Monday, January 18, 2010

on consent...

I've recently started a new semester at university, I am taking 2 classes and a practicum. My practicum is at Delta View Life Enrichment Centre, an extended care facility for people with dementia. I intend to do a Child Welfare specialization with my degree, qualifying me to work for the provincial Ministry of Children and Family Development as a designated child protection worker. My degree requires 2 practicums, one at the 3rd year level, and one at the 4th yr level. For me, because I've chosen the specialization, the 4th year practicum will be in an MCFD setting. Thus, I decided my 3rd year practicum would be about broadening my experience of social work as a career. However, I'm finding that there are a lot of connections between gerontological social work and child welfare social work. Both client groups experience ageism. Both groups are considered to lack capacity to consent, to be autonomous and to determine the course of their own lives. Both experience powerlessness that is institutionalized.

I'm finding that social work with patients who have dementia is filled with ethical dilemmas. And I'm finding that these ethical dilemmas center around consent. If the client/patient (this is a medicalized setting, after all, the clients are primarily cared for by nurses and care aids) refuses to take his/her medication, do we (the care team, the institution, the government who makes the legislation) have the right to force that client to take the medication that is prolonging their life? Can we lie to a patient, give them their heart pill and say it's for pain? If they need pain meds, but refuse the pills, do we have the doctor prescribe a 'patch' and put it on the client without his/her informed consent? Basically, although it'd be easier, and in the clients' best interests, we don't have the right. We don't get to say what's in their 'best interest' because that is something that can only be determined by the client, him/herself.

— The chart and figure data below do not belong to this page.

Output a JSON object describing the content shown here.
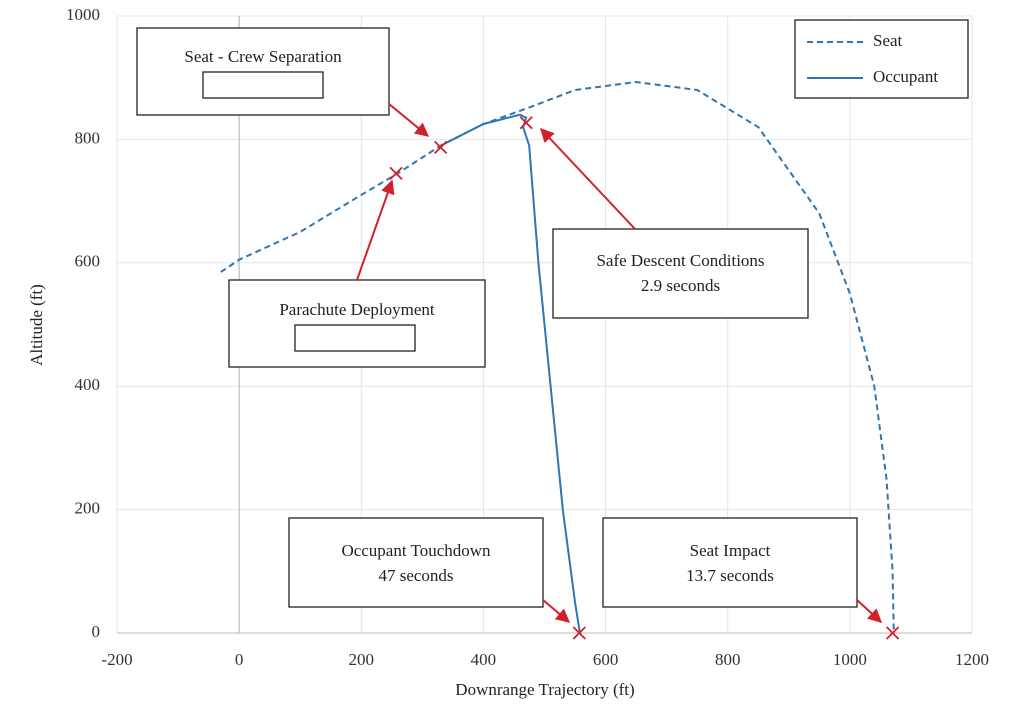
{
  "chart_data": {
    "type": "line",
    "x_label": "Downrange Trajectory (ft)",
    "y_label": "Altitude (ft)",
    "xlim": [
      -200,
      1200
    ],
    "ylim": [
      0,
      1000
    ],
    "xticks": [
      -200,
      0,
      200,
      400,
      600,
      800,
      1000,
      1200
    ],
    "yticks": [
      0,
      200,
      400,
      600,
      800,
      1000
    ],
    "grid": true,
    "legend": "top-right",
    "series": [
      {
        "name": "Seat",
        "color": "#2e75b6",
        "dashed": true,
        "x": [
          -30,
          0,
          100,
          200,
          260,
          330,
          400,
          470,
          550,
          650,
          750,
          850,
          950,
          1000,
          1040,
          1060,
          1070,
          1072
        ],
        "values": [
          585,
          605,
          650,
          710,
          745,
          790,
          825,
          850,
          880,
          893,
          880,
          820,
          680,
          550,
          400,
          250,
          100,
          0
        ]
      },
      {
        "name": "Occupant",
        "color": "#2e75b6",
        "dashed": false,
        "x": [
          330,
          400,
          460,
          470,
          465,
          475,
          490,
          510,
          530,
          550,
          558
        ],
        "values": [
          790,
          825,
          840,
          835,
          820,
          790,
          600,
          400,
          200,
          50,
          0
        ]
      }
    ],
    "annotations": [
      {
        "lines": [
          "Seat - Crew Separation"
        ],
        "point": {
          "x": 330,
          "y": 787
        }
      },
      {
        "lines": [
          "Parachute Deployment"
        ],
        "point": {
          "x": 257,
          "y": 745
        }
      },
      {
        "lines": [
          "Safe Descent Conditions",
          "2.9 seconds"
        ],
        "point": {
          "x": 470,
          "y": 827
        }
      },
      {
        "lines": [
          "Occupant Touchdown",
          "47 seconds"
        ],
        "point": {
          "x": 557,
          "y": 0
        }
      },
      {
        "lines": [
          "Seat Impact",
          "13.7 seconds"
        ],
        "point": {
          "x": 1070,
          "y": 0
        }
      }
    ]
  }
}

So, with this new flash of insight into consent, I've been reading the forums on the Radical Unschooling Network and Sandra Dodd's Unschooling site. I'm able to see all of this from a new point of view, and it's easier for me to 'get it', whereas before I struggled and I judged myself as somehow lacking as a parent and a woman because I couldn't see myself as able to 'measure up' to unschooling standards.

Of course, there's still more understanding and "aha!" moments to come before I can see myself as able to cope with the radical unschooling lifestyle 100%, but I fell that I'm taking a significant step in that direction. And for the last 4 months, I haven't seen that as being possible.

I'm finding myself engaging in ideas about consent and control in a very different way than I have in the past.